Néanmoins, avec ce constat sur les bras, je me suis demandé ce qui met finalement mes voyants de lecteur et de blogueur au vert, ce qui me décide à vous en parler, ce qui m’emporte dès les premiers chapitres… que la bonne impression se confirme ou pas par la suite, d’ailleurs. Et ce qui m’est venu en premier c’est finalement l’univers du titre, la façon de le mettre en place, de le représenter et d’en dévoiler toute ou partie dans les premiers instants. C’est donc le sujet du papier de cette semaine, écrit un peu au feeling et assez subjectif. J’espère que ça vous plaira et qu’on échangera nos avis… Bonne lecture
Un univers de fidèles…
L’univers est donc la première chose que je regarde quand je tombe sur un titre et un mangaka que je ne connais pas. Il apparaît par le mélange de son histoire de fond et de ses thématiques : est-ce qu’on se situe dans la vie de tous les jours, dans un bon vieux lycée japonais, dans une île sympathique ou sordide ? Est-ce qu’on fait un bond dans le futur ou plutôt un saut dans le passé à la découverte d’une époque ou d’une figure de l’histoire ? Ou alors, enfin, est-ce qu’on invente une oeuvre à part entière via une dystopie, une utopie ou encore un mix de contes et de légendes, anciennes avec des fantômes et des démons ou, plus à la mode, des vampires ou des zombies. Si on apprend bien une chose avec le manga c’est que l’on peut traiter de tout et que les mangakas ne se sont jamais imposés des limites dans le choix des univers qu’ils mettent en place. Mais chacun à ses avantages et ses inconvénients.La première possibilité est de poser toutes les cartes sur la table, en présentant un univers qui est le nôtre. C’est souvent ce qui est fait dans les mangas tranches de vie, dans les romances lycéennes, dans les mangas de furyô ou les shônens sportifs pour ne citer qu’eux : « alors voilà vous êtes dans telle région du Japon avec des gens lambdas et une épicerie au coin de la rue que vous pouvez même retrouver dans la vraie vie » ou encore « bon voilà c’est un lycée nippon avec ces codes sociaux bien rigides qu’on va faire voler en éclat » ou enfin « bon ce sera ce sport là, avec ce ou ces personnages principaux et ça va durer les 3 années de lycée, comme d’hab’« .

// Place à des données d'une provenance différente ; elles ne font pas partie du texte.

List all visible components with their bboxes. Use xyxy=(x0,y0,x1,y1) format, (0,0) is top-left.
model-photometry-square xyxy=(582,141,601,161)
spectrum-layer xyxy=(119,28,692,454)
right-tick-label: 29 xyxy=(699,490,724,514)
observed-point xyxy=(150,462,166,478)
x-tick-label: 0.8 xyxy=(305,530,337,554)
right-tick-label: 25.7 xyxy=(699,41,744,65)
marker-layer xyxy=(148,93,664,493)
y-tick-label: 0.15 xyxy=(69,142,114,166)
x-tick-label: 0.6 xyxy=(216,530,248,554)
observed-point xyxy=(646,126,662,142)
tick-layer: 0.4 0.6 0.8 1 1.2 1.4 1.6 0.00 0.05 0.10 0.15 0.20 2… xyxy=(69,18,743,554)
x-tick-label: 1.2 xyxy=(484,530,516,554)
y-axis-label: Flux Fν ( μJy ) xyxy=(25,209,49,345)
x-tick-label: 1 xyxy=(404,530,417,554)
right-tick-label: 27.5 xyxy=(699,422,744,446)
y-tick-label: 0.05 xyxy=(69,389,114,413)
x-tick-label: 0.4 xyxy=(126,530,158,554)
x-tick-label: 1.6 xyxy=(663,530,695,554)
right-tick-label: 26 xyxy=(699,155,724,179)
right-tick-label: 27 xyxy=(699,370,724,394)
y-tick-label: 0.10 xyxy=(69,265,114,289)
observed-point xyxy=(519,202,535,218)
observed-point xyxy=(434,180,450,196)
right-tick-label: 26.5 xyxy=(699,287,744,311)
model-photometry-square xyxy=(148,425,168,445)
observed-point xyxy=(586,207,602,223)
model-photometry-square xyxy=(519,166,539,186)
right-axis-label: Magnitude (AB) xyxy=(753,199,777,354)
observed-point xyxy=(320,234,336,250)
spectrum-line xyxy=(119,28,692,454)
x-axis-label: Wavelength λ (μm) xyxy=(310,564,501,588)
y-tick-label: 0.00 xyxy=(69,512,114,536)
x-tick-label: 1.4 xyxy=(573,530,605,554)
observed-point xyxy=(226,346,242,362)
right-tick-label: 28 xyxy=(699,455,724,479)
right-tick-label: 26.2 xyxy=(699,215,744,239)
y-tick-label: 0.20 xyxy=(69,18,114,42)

C’est un risque, celui du manque d’originalité, mais c’est une façon efficace de focaliser l’attention du lecteur sur autre chose, comme les personnages, leurs relations, ou plus simplement l’action à travers une narration qui devra être prenante et /ou surprenante. C’est aussi une immersion plus facile du lecteur, en prenant le parti de faire « comme dans la vraie vie« . A travers des mangas comme Yotsuba, Barakamon, Vamos Là, Chihayafuru, les titres de Masanori Morita (Racailles blues, Rookies) et les dizaines de shônens sportifs que l’on connait tous, on a la preuve que cette équation peut tout à fait fonctionner. Cependant, dans certains cas comme Yotsuba ou Barakamon, les lecteurs
auront besoin de plus de temps pour s’immerger dans l’aventure, le temps de faire connaissance avec les protagonistes. Il faut donc bénéficier de lecteurs patients, ce qui n’est pas toujours évident. J’ai d’ailleurs l’impression que c’est encore plus dur dans les shônens sportifs, où le mangaka a très peu de temps pour convaincre : le charisme des joueurs et /ou la façon de raconter les matches doit faire mouche dès les premières pages et ceux qui prennent leur temps, comme Dream Team par exemple, sont souvent pénalisés.C’est vrai que, même avec un cadre limpide, certaines histoires peuvent prendre le lecteur à contre-pied quelques tomes plus tard en nous servant une dimension parallèle, des aliens, des démons ou un bon vieux voyage dans le temps. Mais dans le tome 1 on n’en sait strictement rien donc il faut vraiment assurer dans les autres domaines de l’oeuvre pour emmener le lecteur jusqu’à un éventuel plot twist… Comme je l’évoquais plus haut il faut parfois du temps et un bon bouche à oreille : « ouai ça peut paraître classique mais au tome X il se passe un truc de fou !« C’est toute la problématique des mangas de Mitsuru Adachi qui dévoile toutes les bases de son récit dans les premiers chapitres : où ça se passe, à quelle époque, avec quel sport et quel ensemble de personnages. Heureusement l’ambiance peut changer et les relations entre protagonistes peuvent avoir leur lot de d’incertitudes, vu que le mangaka tue régulièrement ses icônes, sans crier gare. Néanmoins cette marque de fabrique assez forte, celle qui produit des univers très proches les uns des autres et qui sont globalement prévisibles, lui vaut aussi tous ses détracteurs. Comme quoi, c’est un risque qu’il faut bien calculer.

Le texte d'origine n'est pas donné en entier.